で、そんなある日、主人公はタイラーなる存在を発見、それまでの生活を一息で抜け出しては内なる衝動に身を任せ、どこまでもどこまでも突き進んでいってしまうことになるわけだけど、ああもう、これってまさにいまの自分ができていないことじゃんね、とかおもってまたぐっときてしまう。いや、自分がっていうか、まあ大抵の人にはそういうところがあるのだろうけれど。なんとはなしに決まってしまった自分の生き方、その進行方向が間違っているとおもってみたところで、そう簡単に修正することはできないものだ。だからこそ、タイラーという分身はひどく魅力的に見えるのだし、彼に惹かれる主人公の気持ちの切実さもよくわかる。
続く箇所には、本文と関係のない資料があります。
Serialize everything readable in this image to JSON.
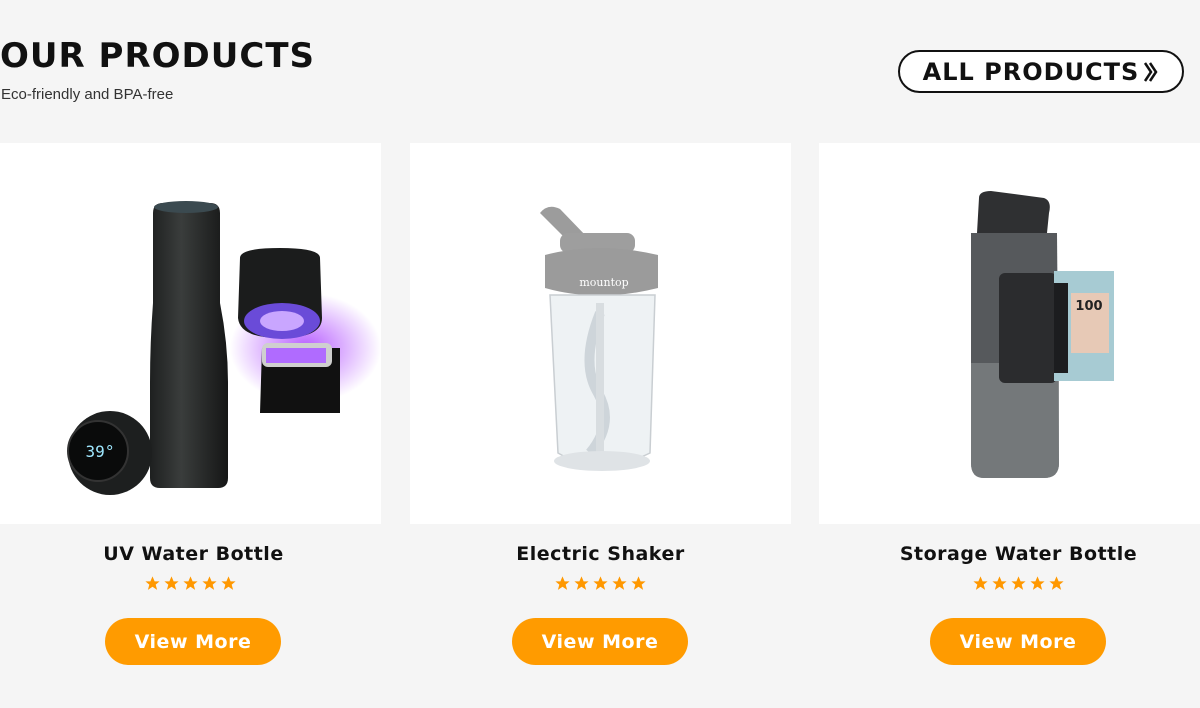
{
  "section": {
    "title": "OUR PRODUCTS",
    "subtitle": "Eco-friendly and BPA-free"
  },
  "all_products_label": "ALL PRODUCTS",
  "colors": {
    "accent": "#ff9b00",
    "star": "#ff9800",
    "background": "#f5f5f5"
  },
  "products": [
    {
      "name": "UV Water Bottle",
      "rating": 5,
      "button": "View More",
      "image_icon": "uv-water-bottle-image",
      "display_text": "39°"
    },
    {
      "name": "Electric Shaker",
      "rating": 5,
      "button": "View More",
      "image_icon": "electric-shaker-image",
      "brand_text": "mountop"
    },
    {
      "name": "Storage Water Bottle",
      "rating": 5,
      "button": "View More",
      "image_icon": "storage-water-bottle-image",
      "card_text": "100"
    }
  ]
}
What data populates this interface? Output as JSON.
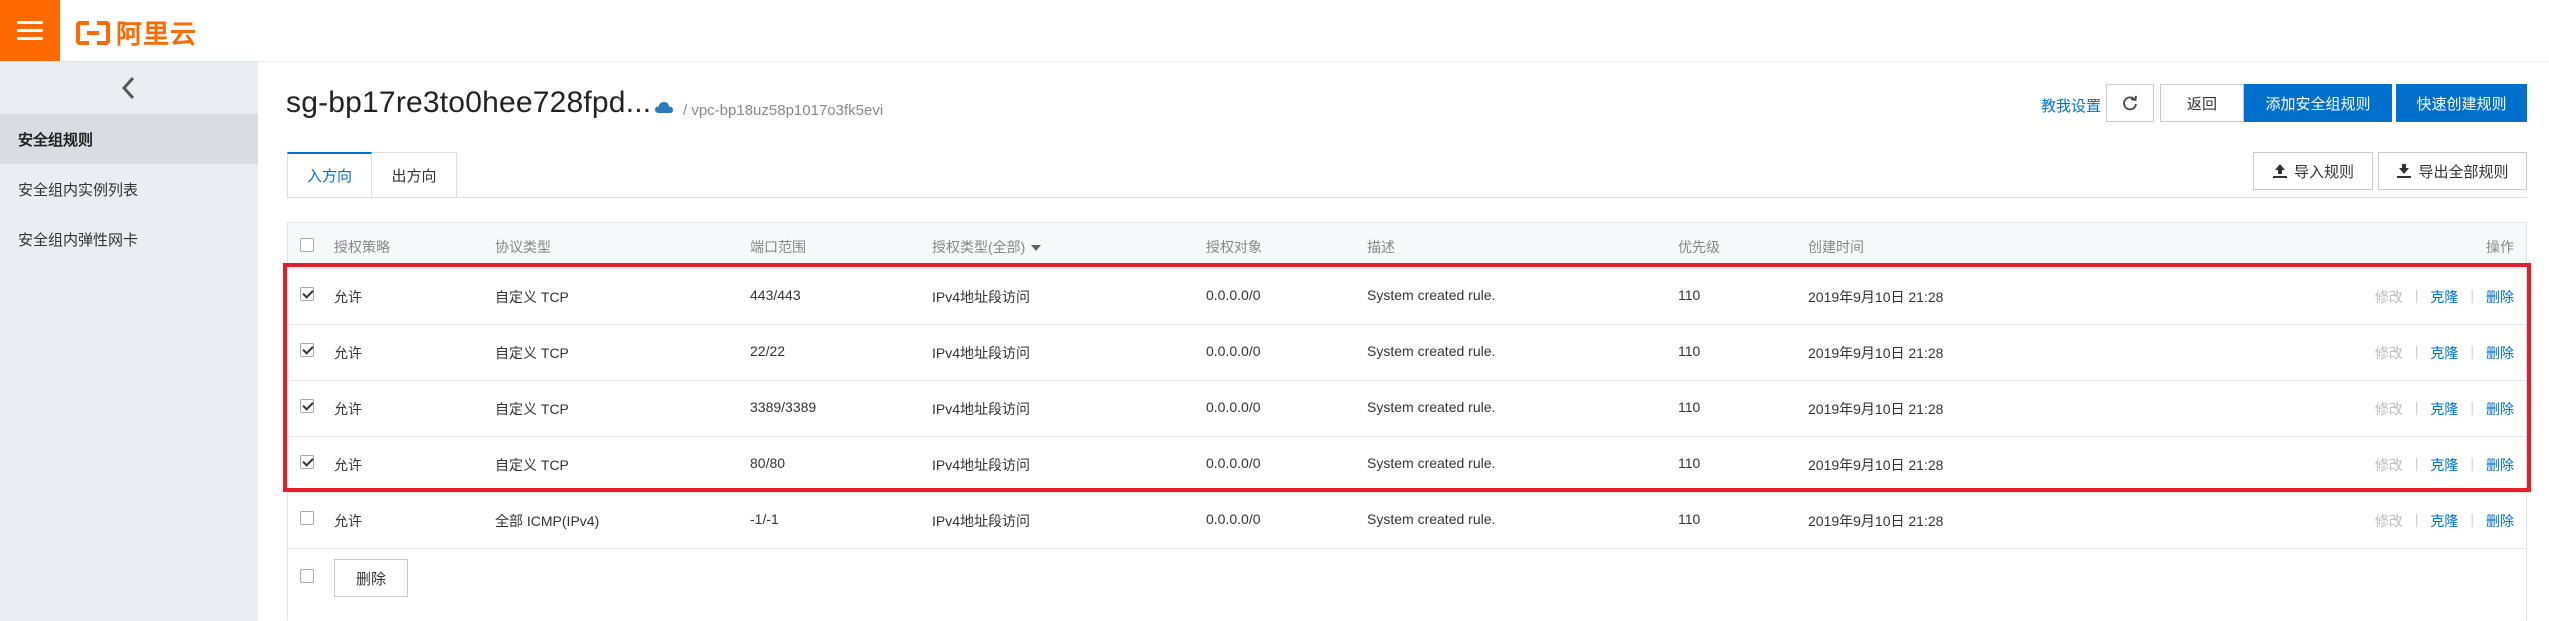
{
  "brand": {
    "logo_text": "阿里云",
    "accent": "#ff6a00"
  },
  "sidebar": {
    "items": [
      {
        "label": "安全组规则",
        "active": true
      },
      {
        "label": "安全组内实例列表",
        "active": false
      },
      {
        "label": "安全组内弹性网卡",
        "active": false
      }
    ]
  },
  "header": {
    "title": "sg-bp17re3to0hee728fpd...",
    "vpc": "/ vpc-bp18uz58p1017o3fk5evi",
    "help": "教我设置",
    "back": "返回",
    "add_rule": "添加安全组规则",
    "quick_create": "快速创建规则"
  },
  "tabs": [
    {
      "label": "入方向",
      "active": true
    },
    {
      "label": "出方向",
      "active": false
    }
  ],
  "toolbar": {
    "import": "导入规则",
    "export": "导出全部规则"
  },
  "table": {
    "columns": {
      "policy": "授权策略",
      "protocol": "协议类型",
      "port": "端口范围",
      "auth_type": "授权类型(全部)",
      "auth_object": "授权对象",
      "desc": "描述",
      "priority": "优先级",
      "created": "创建时间",
      "actions": "操作"
    },
    "rows": [
      {
        "checked": true,
        "policy": "允许",
        "protocol": "自定义 TCP",
        "port": "443/443",
        "auth_type": "IPv4地址段访问",
        "auth_object": "0.0.0.0/0",
        "desc": "System created rule.",
        "priority": "110",
        "created": "2019年9月10日 21:28"
      },
      {
        "checked": true,
        "policy": "允许",
        "protocol": "自定义 TCP",
        "port": "22/22",
        "auth_type": "IPv4地址段访问",
        "auth_object": "0.0.0.0/0",
        "desc": "System created rule.",
        "priority": "110",
        "created": "2019年9月10日 21:28"
      },
      {
        "checked": true,
        "policy": "允许",
        "protocol": "自定义 TCP",
        "port": "3389/3389",
        "auth_type": "IPv4地址段访问",
        "auth_object": "0.0.0.0/0",
        "desc": "System created rule.",
        "priority": "110",
        "created": "2019年9月10日 21:28"
      },
      {
        "checked": true,
        "policy": "允许",
        "protocol": "自定义 TCP",
        "port": "80/80",
        "auth_type": "IPv4地址段访问",
        "auth_object": "0.0.0.0/0",
        "desc": "System created rule.",
        "priority": "110",
        "created": "2019年9月10日 21:28"
      },
      {
        "checked": false,
        "policy": "允许",
        "protocol": "全部 ICMP(IPv4)",
        "port": "-1/-1",
        "auth_type": "IPv4地址段访问",
        "auth_object": "0.0.0.0/0",
        "desc": "System created rule.",
        "priority": "110",
        "created": "2019年9月10日 21:28"
      }
    ],
    "actions": {
      "edit": "修改",
      "clone": "克隆",
      "delete": "删除"
    },
    "bulk_delete": "删除"
  }
}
そうして物語は加速度的にデッドエンドへと突き進んでいき、爆発の轟音のなかで終結を迎えることになる。それは一見悲しい結末のように見えるのだけど、それでもどこか爽快感というか、やりきった感みたいなものがあって、どこか清々しい。結末はどうあれ、彼はやってのけたんだ、自分のおもう正しさ、自分のおもう生き方を全うしたんだ、って感じられるから、清々しいのかもしれない。
まあとにかく、物語としては過剰なところがかなりいっぱいある作品だけど、主人公の心情についてはこれ以上ないくらいリアルなものとして感じられたわけで、やっぱりこの映画のエドワート・ノートンは本当に最高だなーと改めておもった。彼の表情こそが、このぶっ飛んだストーリーに独自のリアリティを与えている、って気さえする。死んだように無気力に毎日を過ごしているときの表情、ファイト・クラブでついに生の実感を得ることができたときの表情、ラストシーンの穏やかで決意みなぎる表情、どれもお腹のあたりに直接くる感じだ。それと自分で自分を殴りまくってボコボコにするシーンね。このシーンの迫力こそが、タイラーっていうのはじつは…!って仕掛けの説得力を大きく増しているようにおもう。
…それにしても、なんて言ったらいいのかな、この、もう後戻りできないっていう感じ、未来へ向かう選択肢が狭まってきてるっていう息苦しい感じが、歳をとるにつれて少しずつ(でも着実に)切実なものになってきたなー、なんて、映画を見ながら、この感想を書きながら、改めて実感してしまった。いや、最近俺はそんなことばかりかんがえては、もやもやしたり焦ったりしているのだけど…。